Il costo (ormai insostenibile) della neve e del turismo alpino
Nel libro «Inverno liquido» di Michele Nardelli e Maurizio Dematteis una approfondita analisi fra clima, economia e sfruttamento
TRENTO. Non stiamo a girarci intorno: il cambiamento climatico è una realtà, e l'industria dello sci - sull'arco alpino come in Appennino - deve ricorrere a ogni mezzo per sopravvivere. Ma la domanda è: a quale costo, e per quanto?
È la domanda che si sono fatti Maurizio Dematteis e Michele Nardelli. La risposta è nel libro «Inverno liquido - La crisi climatica, le terre alte e la fine della stagione dello sci di massa», edito da Derive Approdi (20 euro). Il risultato di due intensi anni di trasferte, sopralluoghi, interviste ed analisi per mettere insieme idee.
La premessa: «C'è un momento preciso in cui capisci che qualcosa sta cambiando. Sei nato e cresciuto pensando che sarebbe sempre stato così, anno dopo anno, stagione dopo stagione, generazione dopo generazione. Poi un giorno ti svegli e d'improvviso gli impianti di risalita sono fermi. E capisci che quel mondo è finito» dicono gli autori.
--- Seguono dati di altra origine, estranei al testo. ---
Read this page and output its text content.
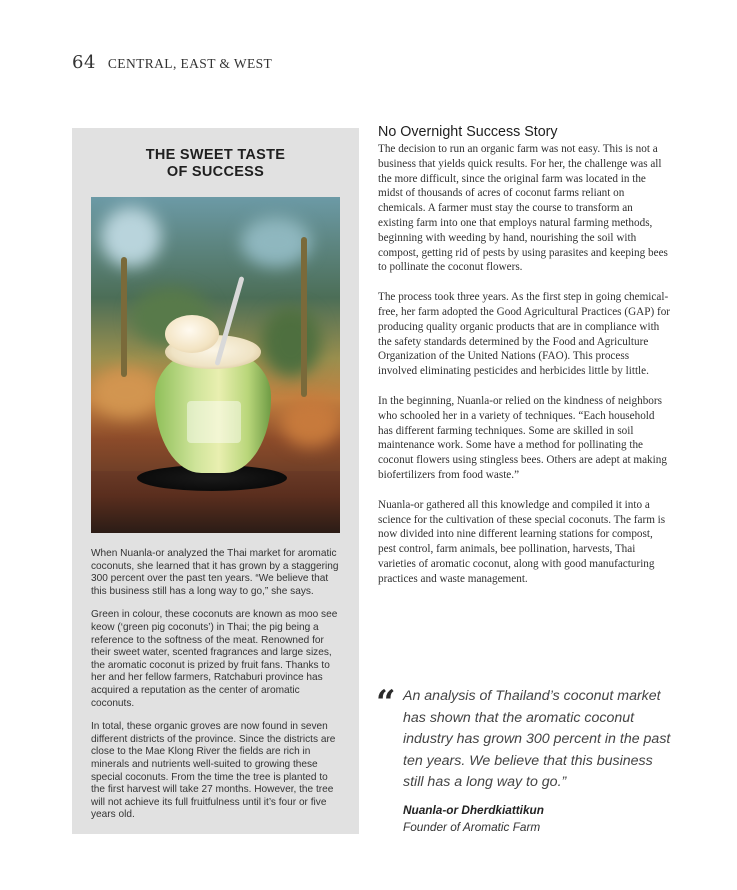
64 CENTRAL, EAST & WEST
THE SWEET TASTE
OF SUCCESS

When Nuanla-or analyzed the Thai market for aromatic coconuts, she learned that it has grown by a staggering 300 percent over the past ten years. “We believe that this business still has a long way to go,” she says.

Green in colour, these coconuts are known as moo see keow (‘green pig coconuts’) in Thai; the pig being a reference to the softness of the meat. Renowned for their sweet water, scented fragrances and large sizes, the aromatic coconut is prized by fruit fans. Thanks to her and her fellow farmers, Ratchaburi province has acquired a reputation as the center of aromatic coconuts.

In total, these organic groves are now found in seven different districts of the province. Since the districts are close to the Mae Klong River the fields are rich in minerals and nutrients well-suited to growing these special coconuts. From the time the tree is planted to the first harvest will take 27 months. However, the tree will not achieve its full fruitfulness until it’s four or five years old.

No Overnight Success Story

The decision to run an organic farm was not easy. This is not a business that yields quick results. For her, the challenge was all the more difficult, since the original farm was located in the midst of thousands of acres of coconut farms reliant on chemicals. A farmer must stay the course to transform an existing farm into one that employs natural farming methods, beginning with weeding by hand, nourishing the soil with compost, getting rid of pests by using parasites and keeping bees to pollinate the coconut flowers.

The process took three years. As the first step in going chemical-free, her farm adopted the Good Agricultural Practices (GAP) for producing quality organic products that are in compliance with the safety standards determined by the Food and Agriculture Organization of the United Nations (FAO). This process involved eliminating pesticides and herbicides little by little.

In the beginning, Nuanla-or relied on the kindness of neighbors who schooled her in a variety of techniques. “Each household has different farming techniques. Some are skilled in soil maintenance work. Some have a method for pollinating the coconut flowers using stingless bees. Others are adept at making biofertilizers from food waste.”

Nuanla-or gathered all this knowledge and compiled it into a science for the cultivation of these special coconuts. The farm is now divided into nine different learning stations for compost, pest control, farm animals, bee pollination, harvests, Thai varieties of aromatic coconut, along with good manufacturing practices and waste management.

“ An analysis of Thailand’s coconut market has shown that the aromatic coconut industry has grown 300 percent in the past ten years. We believe that this business still has a long way to go.”

Nuanla-or Dherdkiattikun
Founder of Aromatic Farm
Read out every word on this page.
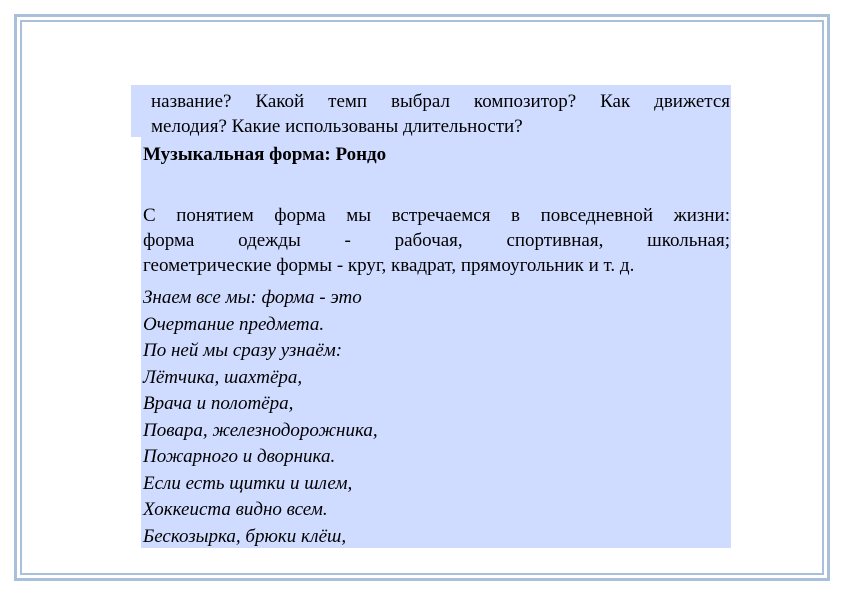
название? Какой темп выбрал композитор? Как движется
мелодия? Какие использованы длительности?
Музыкальная форма: Рондо
С понятием форма мы встречаемся в повседневной жизни:
форма одежды - рабочая, спортивная, школьная;
геометрические формы - круг, квадрат, прямоугольник и т. д.
Знаем все мы: форма - это
Очертание предмета.
По ней мы сразу узнаём:
Лётчика, шахтёра,
Врача и полотёра,
Повара, железнодорожника,
Пожарного и дворника.
Если есть щитки и шлем,
Хоккеиста видно всем.
Бескозырка, брюки клёш,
«L'emergenza sanitaria legata al Covid 19 ha messo in luce l'estrema debolezza del modello economico legato al turismo dello sci da discesa sulle montagne. In un'epoca nella quale il Climate Change ne accorcia le stagioni e ne aumenta i costi di gestione, in cui la crisi economica lo rende uno sport elitario e il cambiamento culturale vede prospettarsi una diversa domanda di svago anche nei centri vocati alla monocultura del turismo invernale, quali prospettive di riconversione possono essere messe in campo?».
Spiega Nardelli: «La domanda di base è: le comunità delle terre alte si interrogano sulle conseguenze climatiche? E siccome terre alte significa sci, si interrogano sul futuro dello sci? Perché quello che succede lo abbiamo intorno: sempre più montagne senza neve».Per i due autori, la risposta è «cambiare paradigma, ma la risposta delle amministrazioni locali, con la pioggia di soldi del PNRR, è controproducente, perché ha finito con il finanziare progetti che erano nel cassetto da anni perché insostenibili».
Il lungo reportage è diviso in capitoli, che raccontano storie paradigmatiche. Per il Trentino, ad esempio, il «caso Monte Bondone», con una storia della località ma anche una analisi (seria e ponderata) sul «grande impianto». Ma c'è anche una parte dedicata al «caso Asiago», con l'appendice di Lavarone e Folgaria. Senza tralasciare il caso Passo Rolle, «il miracolo svanito». Ed un approfondito focus su Dolomiti Superski.
Naturalmente si parla delle Olimpiadi invernali Milano-Cortina: con «un fiume di denaro, per Olimpiadi malate di gigantismo», chiosano.Se i diversi «casi» offrono una carrellata condita di errori ed orrori, è però la prima parte a fornire il contesto: il capitolo «le radici dell'oggi» analizza infatti il sorgere dello sci di massa.
È poi impressionante il capitolo a pagina 124, che si occupa della Marmolada dopo la tragedia del crollo del luglio scorso. Ma la tragedia, a leggere questo capitolo, appare in una luce completamente diversa. «Il ghiacciaio ha perso l'80% della sua massa in un secolo ed è destinato all'estinzione. Sono dati incontrovertibili, e di dominio pubblico. La cosa più sconcertante è che nelle nostre comunità alpine si tende a far finta di nulla».
La domanda è: che cosa si può fare? «Non siamo catastrofisti, nella nostra ricerca siamo andati a trovare anche esempi positivi» dice Maurizio Dematteis. «Siamo alla fine di un periodo di post-fordismo, ma alcune realtà hanno un futuro, partendo dal punto di vista delle comunità. Chiaro che, come dice Luca Mercalli, Cervinia ha davanti 30 anni di attività. Per un investitore è ancora appetibile. Ma per chi vive lì? Forse vale la pena iniziare a pensarci».
Per Dematteis «in tante piccole realtà si rischia la desertificazione. Ma ci sono comunità che hanno reagito, e le raccontiamo». Reagito come? «Sono piccoli numeri, ma bisogna diversificare l'offerta, E noi abbiamo cercato e raccontato anche il "non ancora" del turismo di montagna».